La criminalisation de toute mise en relation entre les actes commis en Israel le 7 octobre 2023 et les exigences de la résistance constitue en fait un véritable camouflet non seulement pour tous les Français d’origine étrangère qui ont choisi la voie de l’intégration républicaine, mais également pour toutes les élites politiques arabes, ou plus largement du Sud, qui partagent la lecture d’un ministre tunisien des Affaires étrangères, ancien ambassadeur de Z A Ben Ali, très éloigné de la rhétorique des Houthis yéménites.
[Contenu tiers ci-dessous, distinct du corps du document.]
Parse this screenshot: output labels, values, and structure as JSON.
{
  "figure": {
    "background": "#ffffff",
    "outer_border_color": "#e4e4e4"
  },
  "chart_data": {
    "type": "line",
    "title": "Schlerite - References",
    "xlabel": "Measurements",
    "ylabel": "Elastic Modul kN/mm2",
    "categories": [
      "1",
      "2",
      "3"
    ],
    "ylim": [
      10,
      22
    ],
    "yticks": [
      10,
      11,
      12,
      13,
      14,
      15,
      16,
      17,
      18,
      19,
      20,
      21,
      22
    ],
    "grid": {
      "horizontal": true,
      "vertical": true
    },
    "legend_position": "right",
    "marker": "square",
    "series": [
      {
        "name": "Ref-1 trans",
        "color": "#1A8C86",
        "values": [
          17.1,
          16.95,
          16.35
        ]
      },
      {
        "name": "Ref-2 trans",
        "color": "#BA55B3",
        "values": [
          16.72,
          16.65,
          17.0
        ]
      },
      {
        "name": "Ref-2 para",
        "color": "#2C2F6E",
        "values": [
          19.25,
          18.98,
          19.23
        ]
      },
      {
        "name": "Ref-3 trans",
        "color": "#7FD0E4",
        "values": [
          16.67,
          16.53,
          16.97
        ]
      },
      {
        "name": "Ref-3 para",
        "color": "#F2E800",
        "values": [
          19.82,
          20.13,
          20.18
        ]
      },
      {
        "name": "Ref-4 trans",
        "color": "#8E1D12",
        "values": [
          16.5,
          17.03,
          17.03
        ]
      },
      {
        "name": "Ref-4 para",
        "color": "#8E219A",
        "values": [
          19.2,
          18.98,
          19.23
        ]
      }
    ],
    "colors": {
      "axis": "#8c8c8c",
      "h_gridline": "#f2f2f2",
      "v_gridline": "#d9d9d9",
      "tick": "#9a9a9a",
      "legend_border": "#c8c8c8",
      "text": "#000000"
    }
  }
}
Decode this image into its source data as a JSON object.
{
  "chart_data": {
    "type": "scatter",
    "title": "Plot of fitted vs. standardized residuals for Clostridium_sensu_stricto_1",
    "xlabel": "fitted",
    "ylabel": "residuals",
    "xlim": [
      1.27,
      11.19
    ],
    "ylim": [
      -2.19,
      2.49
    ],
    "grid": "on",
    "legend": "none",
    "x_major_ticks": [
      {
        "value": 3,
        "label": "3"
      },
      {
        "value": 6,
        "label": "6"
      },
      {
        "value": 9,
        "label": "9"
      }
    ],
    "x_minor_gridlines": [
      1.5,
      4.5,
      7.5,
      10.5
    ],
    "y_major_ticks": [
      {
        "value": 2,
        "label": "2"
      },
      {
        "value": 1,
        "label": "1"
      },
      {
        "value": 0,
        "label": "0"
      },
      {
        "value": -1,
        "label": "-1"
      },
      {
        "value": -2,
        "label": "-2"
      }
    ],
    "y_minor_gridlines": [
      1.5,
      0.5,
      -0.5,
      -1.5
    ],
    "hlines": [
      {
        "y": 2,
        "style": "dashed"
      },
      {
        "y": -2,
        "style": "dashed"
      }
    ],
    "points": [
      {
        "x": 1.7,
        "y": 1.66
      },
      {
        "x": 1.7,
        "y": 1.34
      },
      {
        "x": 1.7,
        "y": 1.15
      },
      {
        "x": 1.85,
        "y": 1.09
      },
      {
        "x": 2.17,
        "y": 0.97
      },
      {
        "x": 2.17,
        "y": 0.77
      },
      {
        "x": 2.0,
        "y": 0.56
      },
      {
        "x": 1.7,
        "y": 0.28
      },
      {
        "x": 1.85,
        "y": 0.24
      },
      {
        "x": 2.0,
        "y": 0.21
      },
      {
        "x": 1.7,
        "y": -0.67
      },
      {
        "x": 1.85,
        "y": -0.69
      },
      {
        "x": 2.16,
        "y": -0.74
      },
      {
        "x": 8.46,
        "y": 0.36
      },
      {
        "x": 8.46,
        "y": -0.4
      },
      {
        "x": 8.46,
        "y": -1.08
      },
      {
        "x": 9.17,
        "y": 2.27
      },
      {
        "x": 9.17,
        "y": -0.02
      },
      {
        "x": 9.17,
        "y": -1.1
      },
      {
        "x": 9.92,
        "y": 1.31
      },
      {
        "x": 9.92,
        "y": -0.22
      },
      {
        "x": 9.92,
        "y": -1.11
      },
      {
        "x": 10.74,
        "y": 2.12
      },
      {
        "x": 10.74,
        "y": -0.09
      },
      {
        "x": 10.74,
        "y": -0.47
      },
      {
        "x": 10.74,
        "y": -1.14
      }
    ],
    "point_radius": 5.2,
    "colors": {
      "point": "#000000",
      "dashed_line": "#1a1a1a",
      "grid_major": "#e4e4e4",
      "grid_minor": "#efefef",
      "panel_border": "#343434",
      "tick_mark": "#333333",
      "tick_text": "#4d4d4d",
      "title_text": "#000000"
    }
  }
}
Elle est enfin un affront caractérisé à la pensée du plus prestigieux des hommes politiques français : en 1967, le Général de Gaulle, répétons-le sans nous lasser, avait très explicitement cautionné cette relation entre le droit de résister à une occupation illégale et la propension du colonisateur à qualifier cette résistance de “terrorisme”.

L’affaire Makri concerne donc tous ceux qui refusent que la Palestine soit exclue du droit commun de l’Histoire. Tous ceux qui continuent de penser que les catégories de colonisation, d’occupation et de résistance demeurent pertinentes lorsqu’il s’agit du peuple palestinien. Tous ceux qui refusent enfin qu’un débat politique soit transformé en question pénale.

La question posée par cette décision est simple :

Peut-on encore, en France, rappeler qu’une occupation engendre des résistances sans être accusé d’apologie du terrorisme ? La Cour de cassation vient d’apporter une réponse inquiétante. Cette réponse permet de penser que non seulement les juridictions françaises fonctionnent aujourd’hui sous influence du gouvernement, mais que ce gouvernement fonctionne lui-même sous l’influence du narratuf israéluen . C’est précisément pour cette raison que cette affaire mérite d’être connue et dénoncée bien au-delà des frontières de la France.